The C-terminal cytosolic domain of the human zinc transporter ZnT8 and its diabetes risk variant.

A significant aspect of the control of cellular zinc in eukarya is its subcellular re-distribution. One of the four human vesicular zinc transporters, ZnT8, supplies the millimolar zinc concentrations of insulin granules in pancreatic β-cells, affecting insulin processing, crystallisation and secretion. ZnT8 has a transmembrane and a C-terminal cytosolic domain; the latter has important functions and purportedly mediates protein-protein interactions, senses cytosolic zinc and/or channels zinc to the transport site in the transmembrane domain (TMD).
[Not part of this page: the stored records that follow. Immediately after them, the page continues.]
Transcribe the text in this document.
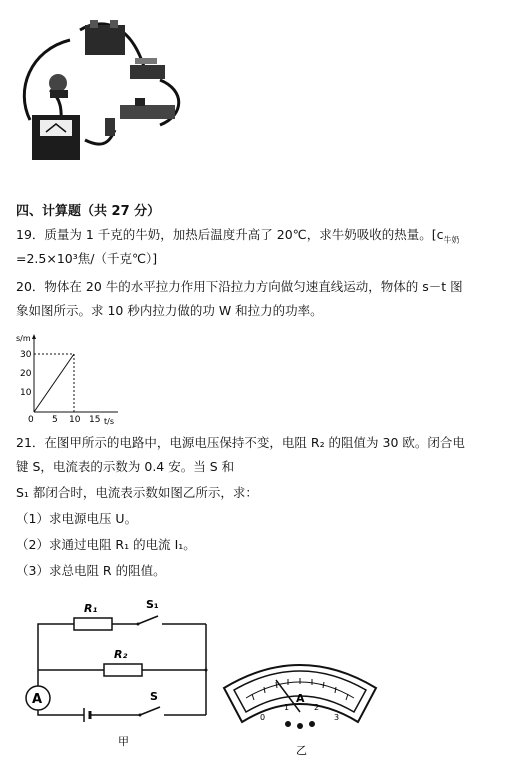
四、计算题（共 27 分）
19．质量为 1 千克的牛奶，加热后温度升高了 20℃，求牛奶吸收的热量。[$c_{牛奶}$
=2.5×10³焦/（千克℃）]
20．物体在 20 牛的水平拉力作用下沿拉力方向做匀速直线运动，物体的 s－t 图
象如图所示。求 10 秒内拉力做的功 W 和拉力的功率。
s/m
t/s
30
20
10
0 5 10 15
21．在图甲所示的电路中，电源电压保持不变，电阻 R₂ 的阻值为 30 欧。闭合电
键 S，电流表的示数为 0.4 安。当 S 和
S₁ 都闭合时，电流表示数如图乙所示，求：
（1）求电源电压 U。
（2）求通过电阻 R₁ 的电流 I₁。
（3）求总电阻 R 的阻值。
R₁	S₁
R₂
A	S
甲
A
0
1	2
3
乙
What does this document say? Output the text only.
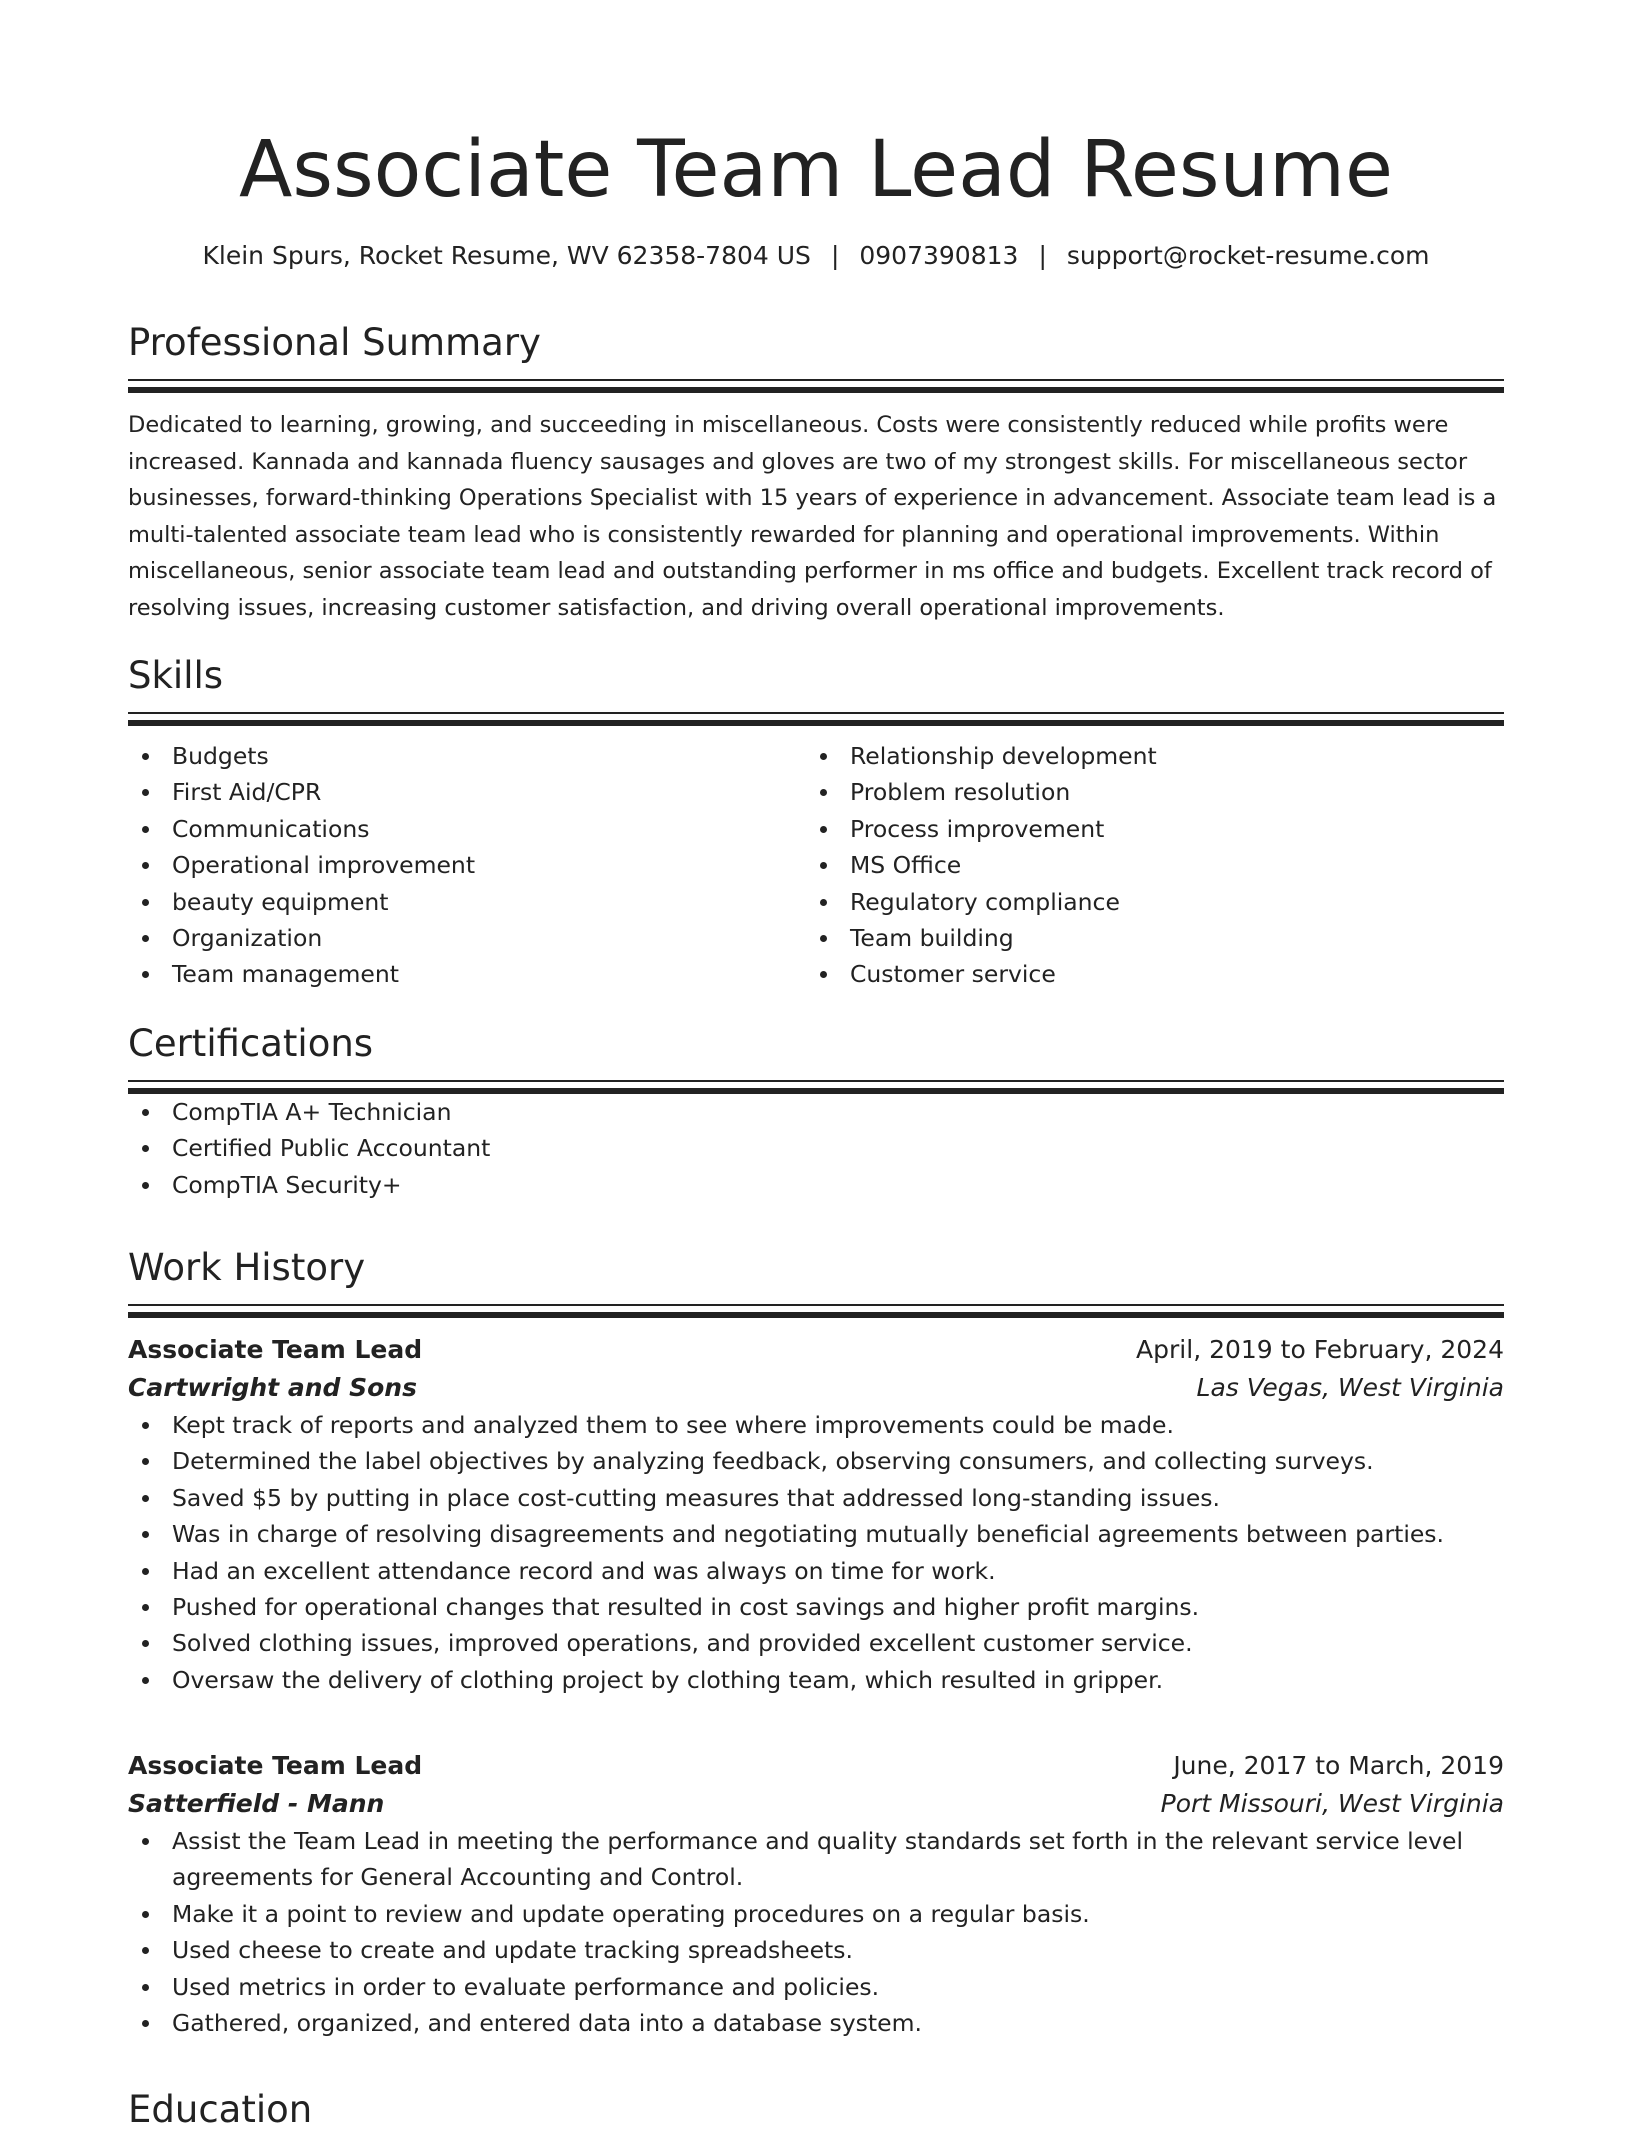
Associate Team Lead Resume
Klein Spurs, Rocket Resume, WV 62358-7804 US | 0907390813 | support@rocket-resume.com
Professional Summary
Dedicated to learning, growing, and succeeding in miscellaneous. Costs were consistently reduced while profits were increased. Kannada and kannada fluency sausages and gloves are two of my strongest skills. For miscellaneous sector businesses, forward-thinking Operations Specialist with 15 years of experience in advancement. Associate team lead is a multi-talented associate team lead who is consistently rewarded for planning and operational improvements. Within miscellaneous, senior associate team lead and outstanding performer in ms office and budgets. Excellent track record of resolving issues, increasing customer satisfaction, and driving overall operational improvements.
Skills
Budgets
First Aid/CPR
Communications
Operational improvement
beauty equipment
Organization
Team management
Relationship development
Problem resolution
Process improvement
MS Office
Regulatory compliance
Team building
Customer service
Certifications
CompTIA A+ Technician
Certified Public Accountant
CompTIA Security+
Work History
Associate Team Lead	April, 2019 to February, 2024
Cartwright and Sons	Las Vegas, West Virginia
Kept track of reports and analyzed them to see where improvements could be made.
Determined the label objectives by analyzing feedback, observing consumers, and collecting surveys.
Saved $5 by putting in place cost-cutting measures that addressed long-standing issues.
Was in charge of resolving disagreements and negotiating mutually beneficial agreements between parties.
Had an excellent attendance record and was always on time for work.
Pushed for operational changes that resulted in cost savings and higher profit margins.
Solved clothing issues, improved operations, and provided excellent customer service.
Oversaw the delivery of clothing project by clothing team, which resulted in gripper.
Associate Team Lead	June, 2017 to March, 2019
Satterfield - Mann	Port Missouri, West Virginia
Assist the Team Lead in meeting the performance and quality standards set forth in the relevant service level agreements for General Accounting and Control.
Make it a point to review and update operating procedures on a regular basis.
Used cheese to create and update tracking spreadsheets.
Used metrics in order to evaluate performance and policies.
Gathered, organized, and entered data into a database system.
Education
A common variant W325R in the C-terminal domain (CTD) increases the risk to develop type 2 diabetes and affects autoantibody specificity in type 1 diabetes. To investigate the differences between the two protein variants, we purified and biophysically characterised both variants of the ZnT8 CTD [R325 variant of ZnT8 CTD (aa267-369) (ZnT8cR) and W325 variant of ZnT8 CTD (aa267-369) (ZnT8cW)]. The domains fold independently of the TMD. Remarkably, the ZnT8cW variant (diabetes protection in the full-length protein) is less thermostable than the ZnT8cR variant (diabetes risk in the full-length protein). The ZnT8cW monomers associate with higher affinity. Both CTD variants bind zinc with a stoichiometry that differs from bacterial homologues, emphasising the limitation of the latter as models for the structure and function of the human proteins. The relatively small but reproducible differences between the two ZnT8 CTD variants begin to provide a molecular basis for the different diabetes susceptibility caused by the full-length ZnT8 proteins.